Chapitre 52
Plaisirs en vue
Rose
Jeanne observe avec adoration le fils du baron de Brisson tandis que Louis ne la quitte pas du regard, veillant sur elle comme s’il était son propre père. C’est plutôt adorable de le voir si protecteur alors qu’il y a quelques minutes, il se montrait très entreprenant avec une demoiselle que je ne connais même pas. Il faut croire que Tante Marie a envoyé ses propres invitations, parce qu’il y a plus de monde que prévu. Thérèse avait tout prévu, à croire qu’elles ont manigancé toutes les deux pour je ne sais quelle raison. Ou Marie s’est peut-être montrée assez autoritaire pour que notre cuisinière prévoie large ? C’est bien probable.

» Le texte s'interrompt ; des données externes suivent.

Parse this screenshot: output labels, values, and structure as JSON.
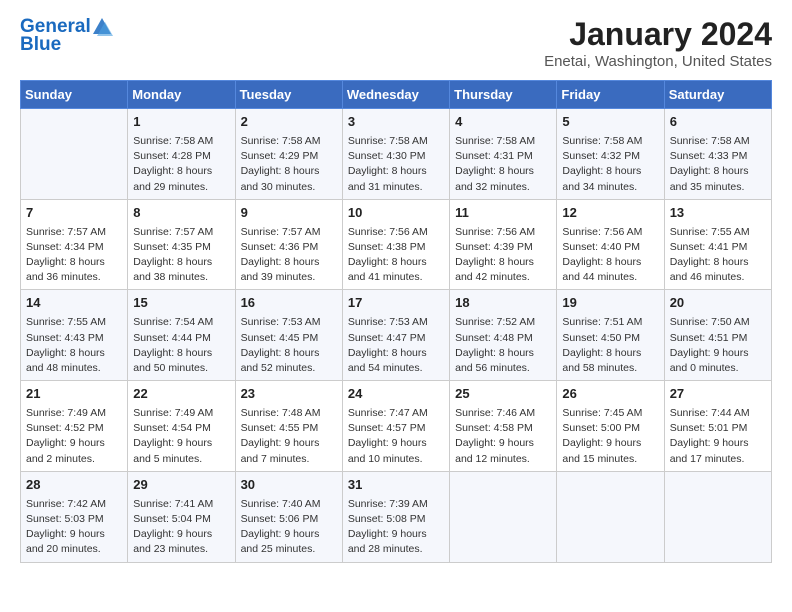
{
  "header": {
    "logo_line1": "General",
    "logo_line2": "Blue",
    "title": "January 2024",
    "subtitle": "Enetai, Washington, United States"
  },
  "days": [
    "Sunday",
    "Monday",
    "Tuesday",
    "Wednesday",
    "Thursday",
    "Friday",
    "Saturday"
  ],
  "weeks": [
    [
      {
        "date": "",
        "info": ""
      },
      {
        "date": "1",
        "info": "Sunrise: 7:58 AM\nSunset: 4:28 PM\nDaylight: 8 hours\nand 29 minutes."
      },
      {
        "date": "2",
        "info": "Sunrise: 7:58 AM\nSunset: 4:29 PM\nDaylight: 8 hours\nand 30 minutes."
      },
      {
        "date": "3",
        "info": "Sunrise: 7:58 AM\nSunset: 4:30 PM\nDaylight: 8 hours\nand 31 minutes."
      },
      {
        "date": "4",
        "info": "Sunrise: 7:58 AM\nSunset: 4:31 PM\nDaylight: 8 hours\nand 32 minutes."
      },
      {
        "date": "5",
        "info": "Sunrise: 7:58 AM\nSunset: 4:32 PM\nDaylight: 8 hours\nand 34 minutes."
      },
      {
        "date": "6",
        "info": "Sunrise: 7:58 AM\nSunset: 4:33 PM\nDaylight: 8 hours\nand 35 minutes."
      }
    ],
    [
      {
        "date": "7",
        "info": "Sunrise: 7:57 AM\nSunset: 4:34 PM\nDaylight: 8 hours\nand 36 minutes."
      },
      {
        "date": "8",
        "info": "Sunrise: 7:57 AM\nSunset: 4:35 PM\nDaylight: 8 hours\nand 38 minutes."
      },
      {
        "date": "9",
        "info": "Sunrise: 7:57 AM\nSunset: 4:36 PM\nDaylight: 8 hours\nand 39 minutes."
      },
      {
        "date": "10",
        "info": "Sunrise: 7:56 AM\nSunset: 4:38 PM\nDaylight: 8 hours\nand 41 minutes."
      },
      {
        "date": "11",
        "info": "Sunrise: 7:56 AM\nSunset: 4:39 PM\nDaylight: 8 hours\nand 42 minutes."
      },
      {
        "date": "12",
        "info": "Sunrise: 7:56 AM\nSunset: 4:40 PM\nDaylight: 8 hours\nand 44 minutes."
      },
      {
        "date": "13",
        "info": "Sunrise: 7:55 AM\nSunset: 4:41 PM\nDaylight: 8 hours\nand 46 minutes."
      }
    ],
    [
      {
        "date": "14",
        "info": "Sunrise: 7:55 AM\nSunset: 4:43 PM\nDaylight: 8 hours\nand 48 minutes."
      },
      {
        "date": "15",
        "info": "Sunrise: 7:54 AM\nSunset: 4:44 PM\nDaylight: 8 hours\nand 50 minutes."
      },
      {
        "date": "16",
        "info": "Sunrise: 7:53 AM\nSunset: 4:45 PM\nDaylight: 8 hours\nand 52 minutes."
      },
      {
        "date": "17",
        "info": "Sunrise: 7:53 AM\nSunset: 4:47 PM\nDaylight: 8 hours\nand 54 minutes."
      },
      {
        "date": "18",
        "info": "Sunrise: 7:52 AM\nSunset: 4:48 PM\nDaylight: 8 hours\nand 56 minutes."
      },
      {
        "date": "19",
        "info": "Sunrise: 7:51 AM\nSunset: 4:50 PM\nDaylight: 8 hours\nand 58 minutes."
      },
      {
        "date": "20",
        "info": "Sunrise: 7:50 AM\nSunset: 4:51 PM\nDaylight: 9 hours\nand 0 minutes."
      }
    ],
    [
      {
        "date": "21",
        "info": "Sunrise: 7:49 AM\nSunset: 4:52 PM\nDaylight: 9 hours\nand 2 minutes."
      },
      {
        "date": "22",
        "info": "Sunrise: 7:49 AM\nSunset: 4:54 PM\nDaylight: 9 hours\nand 5 minutes."
      },
      {
        "date": "23",
        "info": "Sunrise: 7:48 AM\nSunset: 4:55 PM\nDaylight: 9 hours\nand 7 minutes."
      },
      {
        "date": "24",
        "info": "Sunrise: 7:47 AM\nSunset: 4:57 PM\nDaylight: 9 hours\nand 10 minutes."
      },
      {
        "date": "25",
        "info": "Sunrise: 7:46 AM\nSunset: 4:58 PM\nDaylight: 9 hours\nand 12 minutes."
      },
      {
        "date": "26",
        "info": "Sunrise: 7:45 AM\nSunset: 5:00 PM\nDaylight: 9 hours\nand 15 minutes."
      },
      {
        "date": "27",
        "info": "Sunrise: 7:44 AM\nSunset: 5:01 PM\nDaylight: 9 hours\nand 17 minutes."
      }
    ],
    [
      {
        "date": "28",
        "info": "Sunrise: 7:42 AM\nSunset: 5:03 PM\nDaylight: 9 hours\nand 20 minutes."
      },
      {
        "date": "29",
        "info": "Sunrise: 7:41 AM\nSunset: 5:04 PM\nDaylight: 9 hours\nand 23 minutes."
      },
      {
        "date": "30",
        "info": "Sunrise: 7:40 AM\nSunset: 5:06 PM\nDaylight: 9 hours\nand 25 minutes."
      },
      {
        "date": "31",
        "info": "Sunrise: 7:39 AM\nSunset: 5:08 PM\nDaylight: 9 hours\nand 28 minutes."
      },
      {
        "date": "",
        "info": ""
      },
      {
        "date": "",
        "info": ""
      },
      {
        "date": "",
        "info": ""
      }
    ]
  ]
}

En cherchant Philippe du regard, je tombe sur Marcus, caché sous une table du buffet avec un autre jeune garçon, le nez dans son assiette et sa chemise déjà tachée. J’aurais difficilement pu imaginer ce petit trublion sagement debout aux côtés de son père, même s’il m’a surprise en se tenant à carreau durant la cérémonie. A croire qu’il a épuisé sa capacité à rester sage, nous n’obtiendrons plus rien de lui, il est temps de profiter et il préfère, à raison, se faire des amis.
Je suis mariée… Je peine à y croire, à réaliser que j’ai sauté le pas, que j’ai accepté de m’enchaîner à un homme, qui plus est plus âgé que moi, déjà père de deux enfants et un peu trop élogieux à l’encontre de l’Empereur. Nous sommes si différents l’un de l’autre qu’il me paraît fou d’avoir franchi cette étape. Lui qui a déjà vécu une vie auprès de sa défunte épouse est, selon certains hommes avec qui je l’ai entendu parler, un fou de se faire une nouvelle fois passer la corde au cou alors qu’il aurait pu voguer de femme en femme, vivre des plaisirs de la chair jusqu’à la fin de ses jours.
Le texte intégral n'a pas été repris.